Wang Yihan, Liu Shuang, Gao Xiao-Shan
Academy of Mathematics and Systems Science, Chinese Academy of Sciences, Beijing, 100190, China; University of Chinese Academy of Sciences, Beijing, 101408, China.
Academy of Mathematics and Systems Science, Chinese Academy of Sciences, Beijing, 100190, China; University of Chinese Academy of Sciences, Beijing, 101408, China.
Neural Netw. 2025 Mar;183:106983. doi: 10.1016/j.neunet.2024.106983. Epub 2024 Dec 4.

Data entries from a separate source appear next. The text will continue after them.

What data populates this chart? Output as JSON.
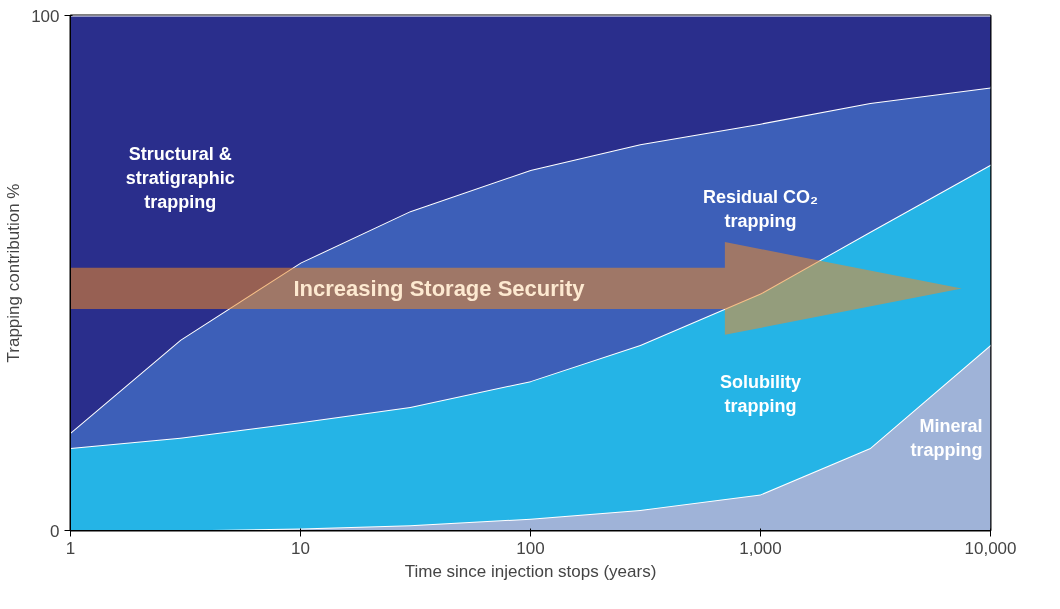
{
  "chart_data": {
    "type": "area",
    "stacked": true,
    "xlabel": "Time since injection stops (years)",
    "ylabel": "Trapping contribution %",
    "x": [
      1,
      3,
      10,
      30,
      100,
      300,
      1000,
      3000,
      10000
    ],
    "log": "x",
    "xlim": [
      1,
      10000
    ],
    "xticks": [
      1,
      10,
      100,
      {
        "value": 1000,
        "label": "1,000"
      },
      {
        "value": 10000,
        "label": "10,000"
      }
    ],
    "ylim": [
      0,
      100
    ],
    "yticks": [
      0,
      100
    ],
    "grid": false,
    "series": [
      {
        "name": "Mineral trapping",
        "color": "#9fb3d8",
        "values": [
          0,
          0,
          0.4,
          1,
          2.3,
          4,
          7,
          16,
          36
        ]
      },
      {
        "name": "Solubility trapping",
        "color": "#25b4e6",
        "values": [
          16,
          18,
          20.6,
          23,
          26.7,
          32,
          39,
          42,
          35
        ]
      },
      {
        "name": "Residual CO₂ trapping",
        "color": "#3d5fb8",
        "values": [
          3,
          19,
          31,
          38,
          41,
          39,
          33,
          25,
          15
        ]
      },
      {
        "name": "Structural & stratigraphic trapping",
        "color": "#2a2e8c",
        "values": [
          81,
          63,
          48,
          38,
          30,
          25,
          21,
          17,
          14
        ]
      }
    ],
    "annotations": [
      "Increasing Storage Security"
    ]
  }
}
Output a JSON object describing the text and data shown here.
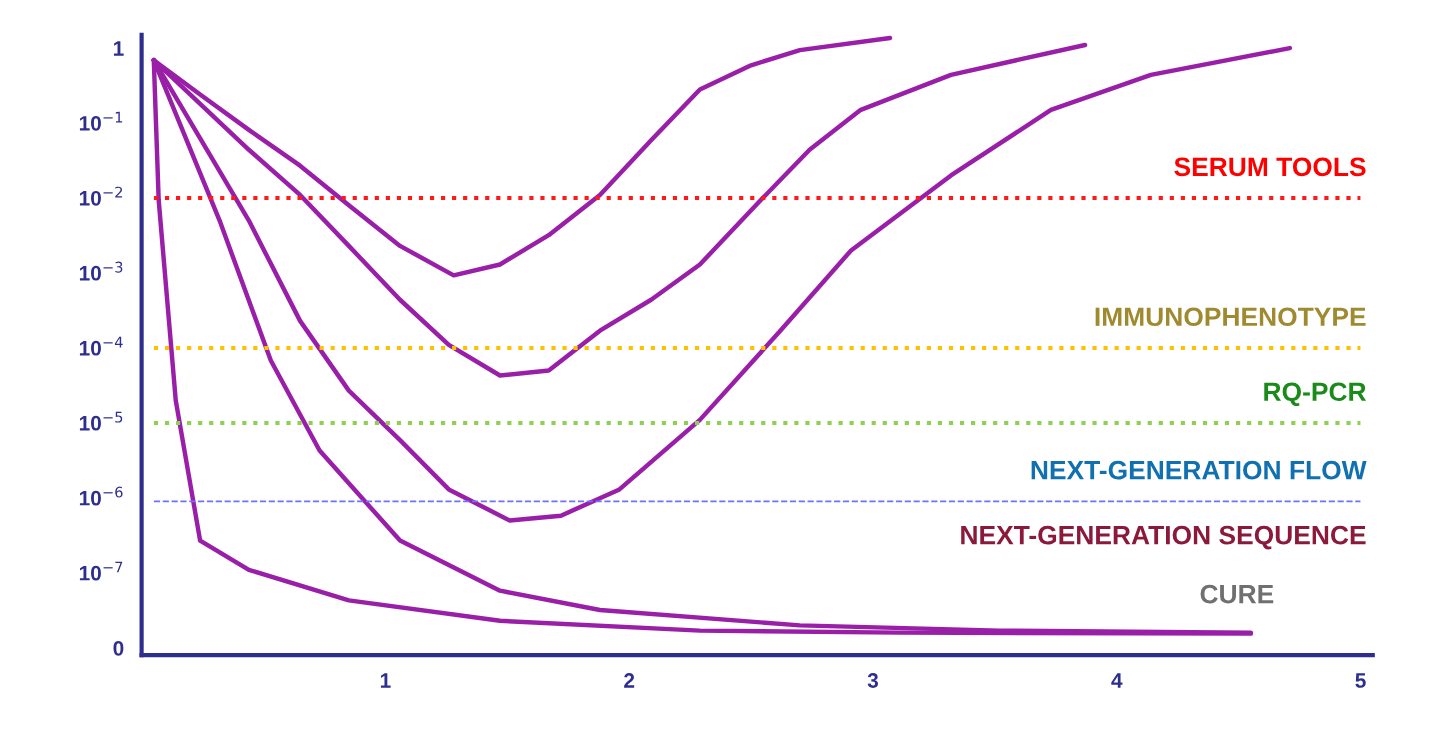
{
  "chart_data": {
    "type": "line",
    "xlim": [
      0,
      5.05
    ],
    "xticks": [
      1,
      2,
      3,
      4,
      5
    ],
    "log": "y",
    "ylim": [
      8e-09,
      1.5
    ],
    "yticks": [
      {
        "value": 1e-08,
        "label": "0"
      },
      {
        "value": 1e-07,
        "label": "10$^{−7}$"
      },
      {
        "value": 1e-06,
        "label": "10$^{−6}$"
      },
      {
        "value": 1e-05,
        "label": "10$^{−5}$"
      },
      {
        "value": 0.0001,
        "label": "10$^{−4}$"
      },
      {
        "value": 0.001,
        "label": "10$^{−3}$"
      },
      {
        "value": 0.01,
        "label": "10$^{−2}$"
      },
      {
        "value": 0.1,
        "label": "10$^{−1}$"
      },
      1
    ],
    "grid": false,
    "marker": "none",
    "line_style": "solid",
    "series": [
      {
        "color": "#9a1fa8",
        "x": [
          0.05,
          0.24,
          0.44,
          0.65,
          0.85,
          1.06,
          1.28,
          1.47,
          1.67,
          1.88,
          2.09,
          2.29,
          2.5,
          2.7,
          3.07
        ],
        "values": [
          0.69,
          0.24,
          0.081,
          0.027,
          0.008,
          0.0023,
          0.00093,
          0.0013,
          0.0032,
          0.011,
          0.059,
          0.28,
          0.59,
          0.94,
          1.36
        ]
      },
      {
        "color": "#9a1fa8",
        "x": [
          0.05,
          0.44,
          0.65,
          0.85,
          1.06,
          1.26,
          1.47,
          1.67,
          1.88,
          2.09,
          2.29,
          2.54,
          2.74,
          2.95,
          3.32,
          3.87
        ],
        "values": [
          0.69,
          0.044,
          0.011,
          0.0023,
          0.00044,
          0.00011,
          4.3e-05,
          5e-05,
          0.00017,
          0.00044,
          0.0013,
          0.0094,
          0.044,
          0.15,
          0.44,
          1.1
        ]
      },
      {
        "color": "#9a1fa8",
        "x": [
          0.05,
          0.44,
          0.65,
          0.85,
          1.06,
          1.26,
          1.51,
          1.72,
          1.96,
          2.29,
          2.62,
          2.91,
          3.32,
          3.73,
          4.14,
          4.71
        ],
        "values": [
          0.69,
          0.005,
          0.00023,
          2.7e-05,
          5.9e-06,
          1.3e-06,
          5e-07,
          5.8e-07,
          1.3e-06,
          1.1e-05,
          0.00017,
          0.002,
          0.02,
          0.15,
          0.44,
          1.0
        ]
      },
      {
        "color": "#9a1fa8",
        "x": [
          0.05,
          0.32,
          0.53,
          0.73,
          1.06,
          1.47,
          1.88,
          2.7,
          3.52,
          4.55
        ],
        "values": [
          0.69,
          0.005,
          6.8e-05,
          4.3e-06,
          2.7e-07,
          5.8e-08,
          3.2e-08,
          2e-08,
          1.7e-08,
          1.6e-08
        ]
      },
      {
        "color": "#9a1fa8",
        "x": [
          0.05,
          0.07,
          0.14,
          0.24,
          0.44,
          0.85,
          1.47,
          2.29,
          3.11,
          4.55
        ],
        "values": [
          0.69,
          0.0094,
          2e-05,
          2.7e-07,
          1.1e-07,
          4.3e-08,
          2.3e-08,
          1.7e-08,
          1.6e-08,
          1.55e-08
        ]
      }
    ],
    "ref_lines": [
      {
        "axis": "y",
        "value": 0.01,
        "label": "SERUM TOOLS",
        "color": "#ff1a1a",
        "line_style": "dotted"
      },
      {
        "axis": "y",
        "value": 0.0001,
        "label": "IMMUNOPHENOTYPE",
        "color": "#ffc000",
        "line_style": "dotted"
      },
      {
        "axis": "y",
        "value": 1e-05,
        "label": "RQ-PCR",
        "color": "#8fd050",
        "line_style": "dotted"
      },
      {
        "axis": "y",
        "value": 9e-07,
        "label": "NEXT-GENERATION FLOW",
        "color": "#7070ff",
        "line_style": "dashed"
      }
    ],
    "annotations": [
      "NEXT-GENERATION SEQUENCE",
      "CURE"
    ]
  }
}
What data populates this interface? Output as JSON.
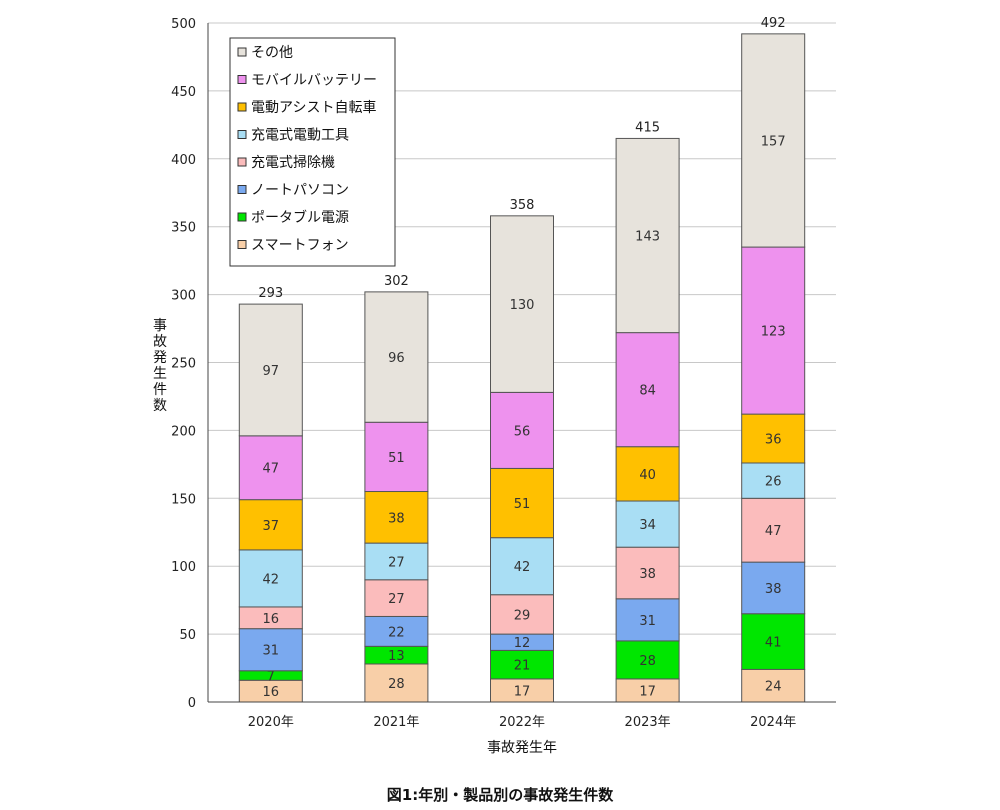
{
  "chart_data": {
    "type": "bar",
    "stacked": true,
    "categories": [
      "2020年",
      "2021年",
      "2022年",
      "2023年",
      "2024年"
    ],
    "totals": [
      293,
      302,
      358,
      415,
      492
    ],
    "series": [
      {
        "name": "スマートフォン",
        "color": "#f8cfa8",
        "values": [
          16,
          28,
          17,
          17,
          24
        ]
      },
      {
        "name": "ポータブル電源",
        "color": "#00e600",
        "values": [
          7,
          13,
          21,
          28,
          41
        ]
      },
      {
        "name": "ノートパソコン",
        "color": "#7aa9ef",
        "values": [
          31,
          22,
          12,
          31,
          38
        ]
      },
      {
        "name": "充電式掃除機",
        "color": "#fbbcbc",
        "values": [
          16,
          27,
          29,
          38,
          47
        ]
      },
      {
        "name": "充電式電動工具",
        "color": "#a9def4",
        "values": [
          42,
          27,
          42,
          34,
          26
        ]
      },
      {
        "name": "電動アシスト自転車",
        "color": "#ffc000",
        "values": [
          37,
          38,
          51,
          40,
          36
        ]
      },
      {
        "name": "モバイルバッテリー",
        "color": "#ee92ee",
        "values": [
          47,
          51,
          56,
          84,
          123
        ]
      },
      {
        "name": "その他",
        "color": "#e7e3dc",
        "values": [
          97,
          96,
          130,
          143,
          157
        ]
      }
    ],
    "xlabel": "事故発生年",
    "ylabel": "事故発生件数",
    "ylim": [
      0,
      500
    ],
    "yticks": [
      0,
      50,
      100,
      150,
      200,
      250,
      300,
      350,
      400,
      450,
      500
    ],
    "grid": true,
    "legend_position": "top-left"
  },
  "caption": "図1:年別・製品別の事故発生件数"
}
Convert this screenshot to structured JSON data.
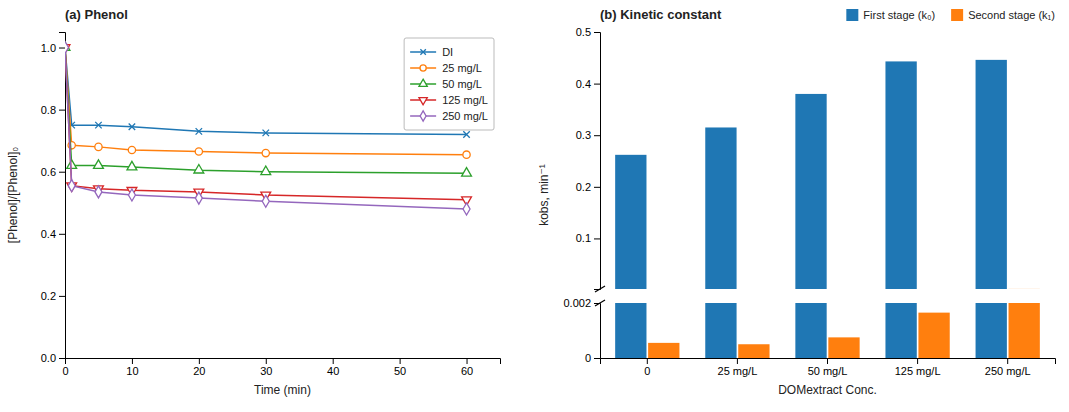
{
  "chart_data": [
    {
      "type": "line",
      "title": "(a) Phenol",
      "xlabel": "Time (min)",
      "ylabel": "[Phenol]/[Phenol]₀",
      "x": [
        0,
        1,
        5,
        10,
        20,
        30,
        60
      ],
      "xlim": [
        0,
        65
      ],
      "xticks": [
        0,
        10,
        20,
        30,
        40,
        50,
        60
      ],
      "ylim": [
        0,
        1.05
      ],
      "yticks": [
        {
          "value": 0,
          "label": "0.0"
        },
        0.2,
        0.4,
        0.6,
        0.8,
        {
          "value": 1.0,
          "label": "1.0"
        }
      ],
      "grid": false,
      "legend": "upper-right",
      "series": [
        {
          "name": "DI",
          "marker": "x",
          "values": [
            1.0,
            0.75,
            0.75,
            0.745,
            0.73,
            0.725,
            0.72
          ]
        },
        {
          "name": "25 mg/L",
          "marker": "circle",
          "values": [
            1.0,
            0.685,
            0.68,
            0.67,
            0.665,
            0.66,
            0.655
          ]
        },
        {
          "name": "50 mg/L",
          "marker": "triangle-up",
          "values": [
            1.0,
            0.62,
            0.62,
            0.615,
            0.605,
            0.6,
            0.595
          ]
        },
        {
          "name": "125 mg/L",
          "marker": "triangle-down",
          "values": [
            1.0,
            0.555,
            0.545,
            0.54,
            0.535,
            0.525,
            0.51
          ]
        },
        {
          "name": "250 mg/L",
          "marker": "diamond",
          "values": [
            1.0,
            0.555,
            0.535,
            0.525,
            0.515,
            0.505,
            0.48
          ]
        }
      ]
    },
    {
      "type": "bar",
      "title": "(b) Kinetic constant",
      "xlabel": "DOMextract Conc.",
      "ylabel": "kobs, min⁻¹",
      "categories": [
        "0",
        "25 mg/L",
        "50 mg/L",
        "125 mg/L",
        "250 mg/L"
      ],
      "ylim": [
        0,
        0.5
      ],
      "yticks": [
        0,
        0.002,
        0.1,
        0.2,
        0.3,
        0.4,
        0.5
      ],
      "grid": false,
      "legend": "upper-right",
      "series": [
        {
          "name": "First stage (k₀)",
          "values": [
            0.262,
            0.315,
            0.38,
            0.443,
            0.446
          ]
        },
        {
          "name": "Second stage (k₁)",
          "values": [
            0.00055,
            0.0005,
            0.00075,
            0.00165,
            0.00215
          ]
        }
      ]
    }
  ]
}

Stability analysis is an essential aspect of studying the generalization ability of deep learning, as it involves deriving generalization bounds for stochastic gradient descent-based training algorithms. Adversarial training is the most widely used defense against adversarial attacks. However, previous generalization bounds for adversarial training have not included information regarding data distribution. In this paper, we fill this gap by providing generalization bounds for stochastic gradient descent-based adversarial training that incorporate data distribution information. We utilize the concepts of on-average stability and high-order approximate Lipschitz conditions to examine how changes in data distribution and adversarial budget can affect robust generalization gaps. Our derived generalization bounds for both convex and non-convex losses are at least as good as the uniform stability-based counterparts which do not include data distribution information. Furthermore, our findings demonstrate how distribution shifts from data poisoning attacks can impact robust generalization.
稳定性分析是研究深度学习泛化能力的一个重要方面,因为它涉及为基于随机梯度下降的训练算法推导泛化界。对抗训练是抵御对抗攻击最广泛使用的防御方法。然而,先前对抗训练的泛化界并未包含有关数据分布的信息。在本文中,我们通过为基于随机梯度下降的对抗训练提供包含数据分布信息的泛化界来填补这一空白。我们利用平均稳定性和高阶近似利普希茨条件的概念来研究数据分布和对抗预算的变化如何影响鲁棒泛化差距。我们为凸损失和非凸损失推导的泛化界至少与不包含数据分布信息的基于均匀稳定性的对应界一样好。此外,我们的研究结果表明数据中毒攻击导致的分布偏移如何影响鲁棒泛化。